After the first four flicks (and books, for that matter) all adhered to a distinct structure, featuring both a true beginning and ending, the fifth entry to the series, Harry Potter and the Order of the Phoenix, opted instead to start building up to something. A turning point in the saga on both page and screen, this was also where British TV Director David Yates took the helm, directing the rest of the films from there on out. It’s not the blunder of Yates that has caused the last three Potter flicks to feel less momentous: That’s how the story is structured, leading up to the climax that is offered in this newest and last installment. Finally given his moment, Yates shows a virtuoso’s mastery of epic scale and meaningful moments, almost each and every single important event in the film hitting its mark perfectly.
I’ve always found Yates’ work in the series to be remarkably graceful, and nothing changes here: The effects all look great, and feel necessary to the events of the film, and the intimate, character-driven moments play with just as much elegant grandeur. The acting is fine all around, many series favorites giving one last turn before fading off into movie lore. And finally, at the exact right moment, it’s Daniel Radcliffe who most impresses, adding a bit of stubble and a whole lot of action hero bravado to his earnest and relatable hero. I’ve never been one to call him a bad actor in the past, but it’s evident from the start that the young thespian knows this is his moment. As always, Steve Kloves’ screenplay does an excellent job of summarizing the events of the book without denying the cinematic telling of its own life, but the cheesy moments that he’s been prone to include through-out the series do occasionally take away from the scope and scale of the movie. My complete, unbridled enthusiasm for the film is also damped by the fact that, given that the first half of this individual tale isn’t even attached to the movie, DHP2 is almost all climax, which can feel a bit lopsided. I’m not about to say that it doesn’t merit a non-stop finale of this sort; it totally does. I just can’t quite appreciate the movie as an individual chapter as much as many can. But, in truth, that’s almost beside the point when your dealing with dynamite entertainment like this.

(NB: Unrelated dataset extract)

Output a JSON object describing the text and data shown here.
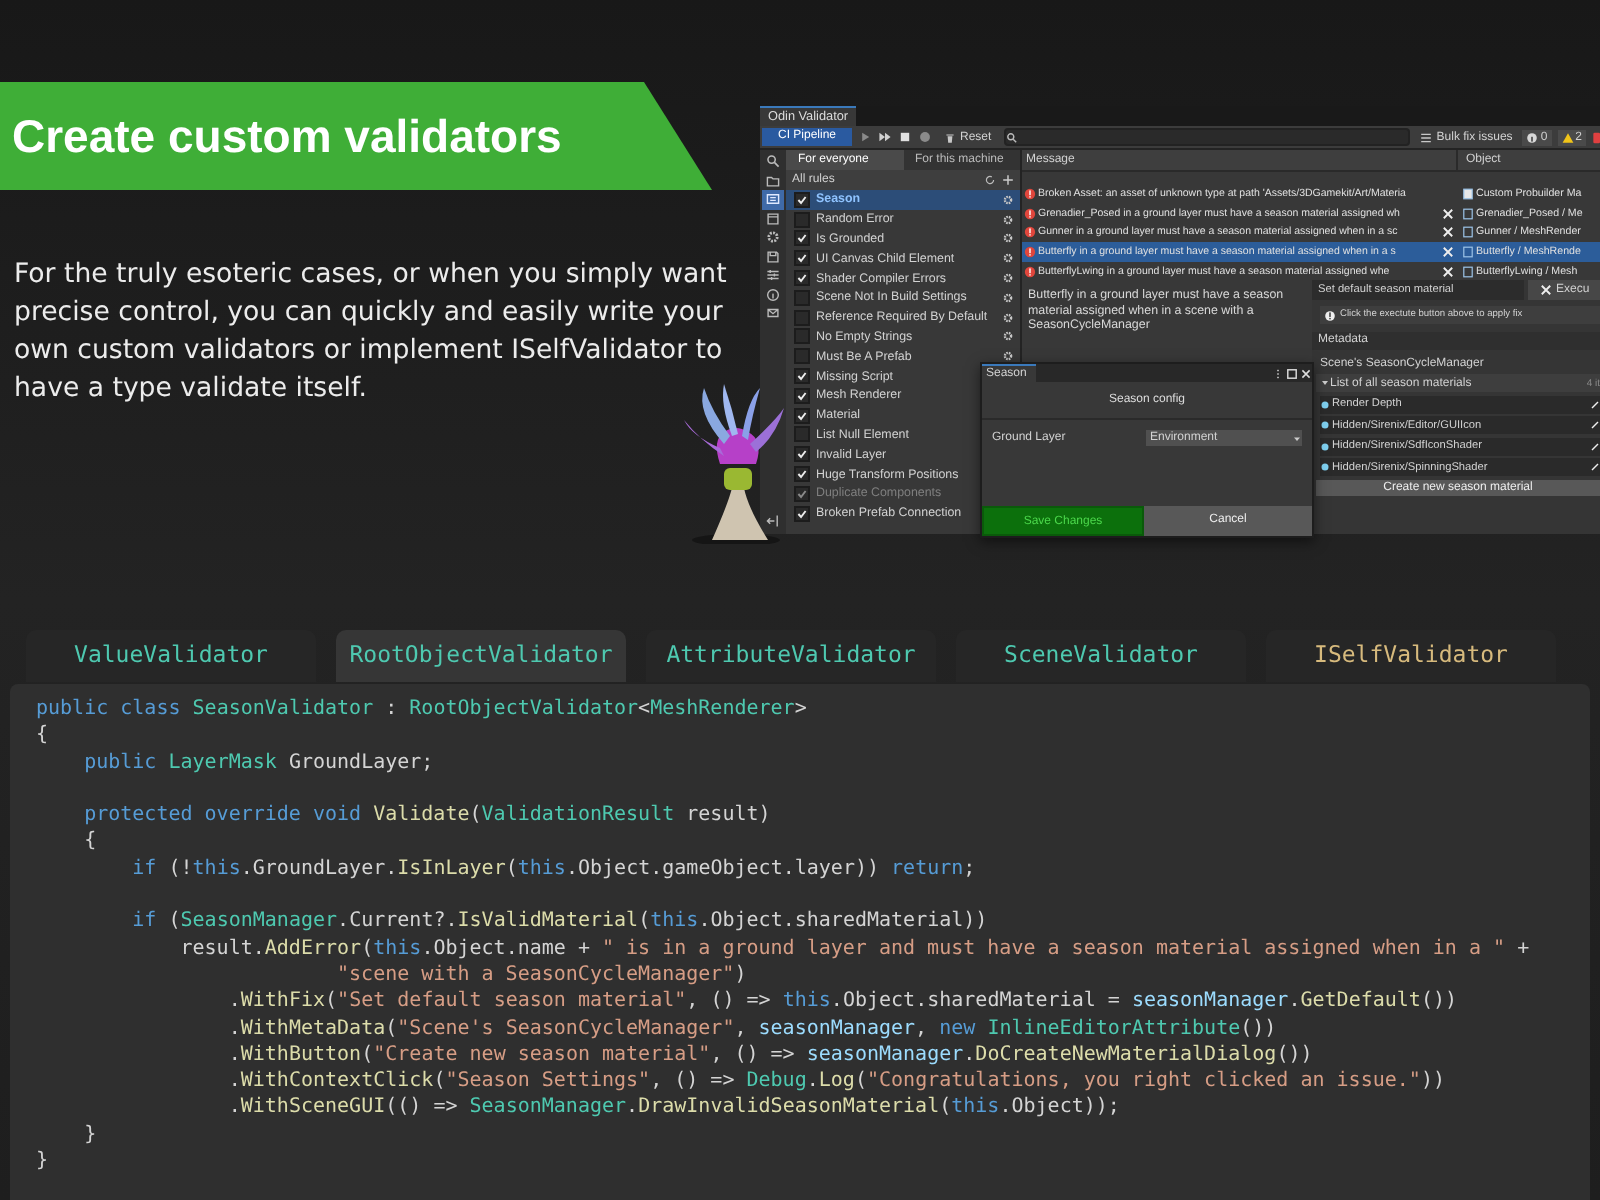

Good-bye, Harry. You’ve been a loyal friend. Through seven books and eight movies, the boy wizard has never let us down. Sure, some offerings in both series’ have been lesser than others, but J.K. Rowling’s tales never lacked purpose, never lacked a reason for existence, an incredible testament to the depth of the universe that she has created. Though Deathly Hallows Part 2 certainly stands as a triumph in its own right, I can’t really get excited about any one piece of the Potter puzzle without getting giddy about the whole of the thing. Some have and will call it the true prize of decade-running filmic adaptation, but I prefer to think of it simply as an exemplary section to sprawling story that has never once slipped below average, and has frequently exceeded it. Perhaps that holds me back from loving the final Potter quite the same way that many do, but I’m not about to tell you that it’s anything less than excellent. In fact, it’s thrilling, enthralling entertainment, and it wraps up a decade of Potter in outstanding fashion.